The epidemiology of the non-fermenters and the Enterobacteriaceae is different, with the non-fermenters tending only to cause problems in very sick patients, usually in critical care settings. Meanwhile, the Enterobacteriaceae are more able to cause infections in a wider range of patients both inside and outside the hospital. Hence, the emergence of carbapenem resistance is more concerning in the Enterobacteriaceae, as demonstrated by rapid national and international spread of KPC-producing K. pneumoniae.
“R” or “P”
Amongst the Enterobacteriaceae, whilst carbapenem-resistance due to the production of an ESBL or AmpC combined with porin loss may lead to treatment failure, it is often unstable and may impose a fitness cost, meaning that these strains rarely spread. Hence, carbapenem resistance conferred by an acquired carbapenemases is the key problem.

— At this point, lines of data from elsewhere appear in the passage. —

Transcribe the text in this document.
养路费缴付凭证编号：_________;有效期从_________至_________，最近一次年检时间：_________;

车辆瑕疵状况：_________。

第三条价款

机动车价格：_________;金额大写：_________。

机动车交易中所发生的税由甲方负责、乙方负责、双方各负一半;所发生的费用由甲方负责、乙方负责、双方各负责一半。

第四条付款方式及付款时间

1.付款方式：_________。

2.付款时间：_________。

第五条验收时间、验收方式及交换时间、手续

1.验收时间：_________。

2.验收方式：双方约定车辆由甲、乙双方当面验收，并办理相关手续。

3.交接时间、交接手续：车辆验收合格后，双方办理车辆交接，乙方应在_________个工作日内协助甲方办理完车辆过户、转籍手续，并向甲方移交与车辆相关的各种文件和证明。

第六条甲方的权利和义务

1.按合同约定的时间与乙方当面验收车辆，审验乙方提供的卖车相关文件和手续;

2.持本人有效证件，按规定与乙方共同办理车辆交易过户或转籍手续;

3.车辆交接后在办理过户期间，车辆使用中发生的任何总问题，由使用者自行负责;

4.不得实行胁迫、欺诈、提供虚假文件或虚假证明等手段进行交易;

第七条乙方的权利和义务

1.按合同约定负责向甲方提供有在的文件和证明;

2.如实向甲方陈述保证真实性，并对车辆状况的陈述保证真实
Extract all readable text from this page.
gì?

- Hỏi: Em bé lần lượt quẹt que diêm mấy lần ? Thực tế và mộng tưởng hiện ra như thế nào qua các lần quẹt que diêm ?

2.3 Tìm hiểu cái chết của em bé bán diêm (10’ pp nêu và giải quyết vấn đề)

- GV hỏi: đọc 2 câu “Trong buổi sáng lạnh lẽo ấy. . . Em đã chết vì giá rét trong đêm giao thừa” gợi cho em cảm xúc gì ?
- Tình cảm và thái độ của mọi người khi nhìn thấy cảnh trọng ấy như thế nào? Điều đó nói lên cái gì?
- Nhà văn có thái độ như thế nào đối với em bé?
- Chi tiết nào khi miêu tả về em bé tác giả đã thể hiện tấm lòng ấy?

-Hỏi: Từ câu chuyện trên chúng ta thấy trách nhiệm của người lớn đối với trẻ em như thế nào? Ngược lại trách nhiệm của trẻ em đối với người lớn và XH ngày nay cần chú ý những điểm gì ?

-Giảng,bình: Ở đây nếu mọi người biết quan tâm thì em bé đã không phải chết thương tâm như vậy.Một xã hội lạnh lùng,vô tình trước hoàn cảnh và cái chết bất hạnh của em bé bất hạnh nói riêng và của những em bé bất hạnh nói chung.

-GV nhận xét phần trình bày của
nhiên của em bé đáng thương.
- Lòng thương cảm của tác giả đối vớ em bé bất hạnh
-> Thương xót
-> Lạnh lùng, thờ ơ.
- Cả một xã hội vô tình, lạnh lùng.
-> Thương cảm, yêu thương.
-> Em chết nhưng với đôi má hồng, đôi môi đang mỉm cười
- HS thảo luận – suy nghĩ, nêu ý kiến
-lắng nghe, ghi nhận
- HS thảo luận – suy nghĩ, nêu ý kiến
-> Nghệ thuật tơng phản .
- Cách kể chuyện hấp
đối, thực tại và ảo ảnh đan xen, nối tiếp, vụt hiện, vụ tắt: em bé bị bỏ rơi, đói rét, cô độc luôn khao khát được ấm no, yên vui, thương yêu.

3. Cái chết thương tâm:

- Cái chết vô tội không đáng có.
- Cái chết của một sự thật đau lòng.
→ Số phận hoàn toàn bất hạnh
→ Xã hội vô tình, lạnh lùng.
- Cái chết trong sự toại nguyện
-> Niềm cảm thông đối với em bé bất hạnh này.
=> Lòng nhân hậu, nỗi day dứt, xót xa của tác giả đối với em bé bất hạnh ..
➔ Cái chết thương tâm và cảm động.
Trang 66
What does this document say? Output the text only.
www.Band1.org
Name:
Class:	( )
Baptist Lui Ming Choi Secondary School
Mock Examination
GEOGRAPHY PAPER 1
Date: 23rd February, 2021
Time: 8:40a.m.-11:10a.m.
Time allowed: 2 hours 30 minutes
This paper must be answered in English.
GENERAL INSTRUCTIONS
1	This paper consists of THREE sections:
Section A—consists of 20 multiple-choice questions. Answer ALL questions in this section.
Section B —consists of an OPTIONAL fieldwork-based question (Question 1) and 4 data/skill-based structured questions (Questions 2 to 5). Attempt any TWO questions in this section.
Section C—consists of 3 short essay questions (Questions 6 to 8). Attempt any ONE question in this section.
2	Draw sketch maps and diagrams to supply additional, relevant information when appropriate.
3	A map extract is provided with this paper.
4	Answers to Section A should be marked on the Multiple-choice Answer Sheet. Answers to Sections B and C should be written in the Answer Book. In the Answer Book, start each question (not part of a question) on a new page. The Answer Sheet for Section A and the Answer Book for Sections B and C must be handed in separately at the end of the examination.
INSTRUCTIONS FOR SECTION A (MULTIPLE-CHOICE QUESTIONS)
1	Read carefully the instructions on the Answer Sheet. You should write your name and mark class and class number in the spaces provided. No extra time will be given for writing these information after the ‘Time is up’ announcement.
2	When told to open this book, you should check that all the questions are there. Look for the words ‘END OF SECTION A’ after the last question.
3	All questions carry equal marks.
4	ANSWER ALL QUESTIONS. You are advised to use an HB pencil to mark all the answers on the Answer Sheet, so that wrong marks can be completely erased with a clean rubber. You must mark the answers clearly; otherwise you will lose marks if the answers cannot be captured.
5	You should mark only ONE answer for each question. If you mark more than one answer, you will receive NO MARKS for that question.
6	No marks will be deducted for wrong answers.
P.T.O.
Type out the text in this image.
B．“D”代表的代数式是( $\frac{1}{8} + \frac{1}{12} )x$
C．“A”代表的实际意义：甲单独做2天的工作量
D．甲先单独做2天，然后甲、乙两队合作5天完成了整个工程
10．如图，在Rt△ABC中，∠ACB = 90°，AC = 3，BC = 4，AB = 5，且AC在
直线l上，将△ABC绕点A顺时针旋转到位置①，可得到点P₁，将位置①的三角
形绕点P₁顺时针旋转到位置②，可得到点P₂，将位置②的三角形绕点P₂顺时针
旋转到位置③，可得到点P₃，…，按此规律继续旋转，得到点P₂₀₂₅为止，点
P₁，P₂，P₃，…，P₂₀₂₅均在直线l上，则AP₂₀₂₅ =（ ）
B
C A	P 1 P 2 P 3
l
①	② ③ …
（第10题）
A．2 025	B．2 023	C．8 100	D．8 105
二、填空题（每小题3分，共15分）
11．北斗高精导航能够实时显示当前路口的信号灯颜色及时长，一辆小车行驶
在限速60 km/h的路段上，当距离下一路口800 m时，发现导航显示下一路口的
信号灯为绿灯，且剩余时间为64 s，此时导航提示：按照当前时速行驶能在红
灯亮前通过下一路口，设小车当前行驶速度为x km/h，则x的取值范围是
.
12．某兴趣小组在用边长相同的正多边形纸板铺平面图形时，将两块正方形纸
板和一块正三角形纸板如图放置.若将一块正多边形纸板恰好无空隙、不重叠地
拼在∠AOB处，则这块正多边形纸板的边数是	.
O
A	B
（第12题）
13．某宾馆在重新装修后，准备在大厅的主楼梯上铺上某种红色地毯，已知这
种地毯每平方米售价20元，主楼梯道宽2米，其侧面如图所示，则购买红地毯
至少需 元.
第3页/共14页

So, for me, CPE would be the most suitable generic term for this emerging problem. However, since the US CDC and the ECDC seem to have gone with CRE, and the vast majority of CRE will be CPE, let’s go with CRE shall we?
[* Whilst Gram-positive bacteria that are resistant to carbapenems (such as MRSA) could be described as ‘CROs’, these terms are reserved to describe Gram-negative bacteria.]
7 thoughts on “Do you know your CRO from your CPO from your CRE from your CPE?”
I like the article, it is informative.
Just to add to the confusion here, I had a discussion with a microbiologist from a UK hospital yesterday who use the term CPC (carbapenemase-producing coliforms)! CPC is essentially equivalent to CPE, so it’s really a matter of terminology.
The trouble with terminology is ease of understanding outside of microbiology; many centres have offered vre screening from faeces or rectal swabs for many years….when “cre” was suggested as an additional screening test there was a huge amount of confusion.
CPC got the message across that it was screening for a “Coliform”.
Simple science sometimes works the best; using Coliform rather than enterobacteriacae helped when no where else was screening..
I bet the average test requestor has no idea what “vre” stands for…….
I came across another new one today: CPCRE. Catchy don’t you think?
It is important to note that not all CPEs are actually “Resistant” to carbapenems, with many showing up as “Susceptible” or “Intermediate” by either CLSI or EUCAST breakpoints. Ugh…
Agree – whilst the majority of carbapenemase carriers will be resistant to carbapenems, this is not always the case (regardless of which breakpoint you use). There’s a useful slide on this (originally from PHE) in my recent talk on diagnosis of CPE: http://www.micro-blog.info/2014/05/what-does-lab-diagnosis-of-mdr-gnr-have-to-do-with-surfing/
Enjoy your blog…..Just one point about the above article (which I came across as part of the ‘top 10’ articles). The table makes a distinction between Enterobacteriaceae and non-lactose fermenters. I suspect you mean non-glucose fermenters. As I’m sure you’re aware many Enterobacteriaceae don’t ferment lactose (including a proportion of E. coli) but they all ferment glucose.
PS I would endorse the view that CPE are usually much more problematic than CRE (although, as ever, there are always exceptions!) and we should go with ‘CPE’. Looking forward to reading more in 2018. Best wishes.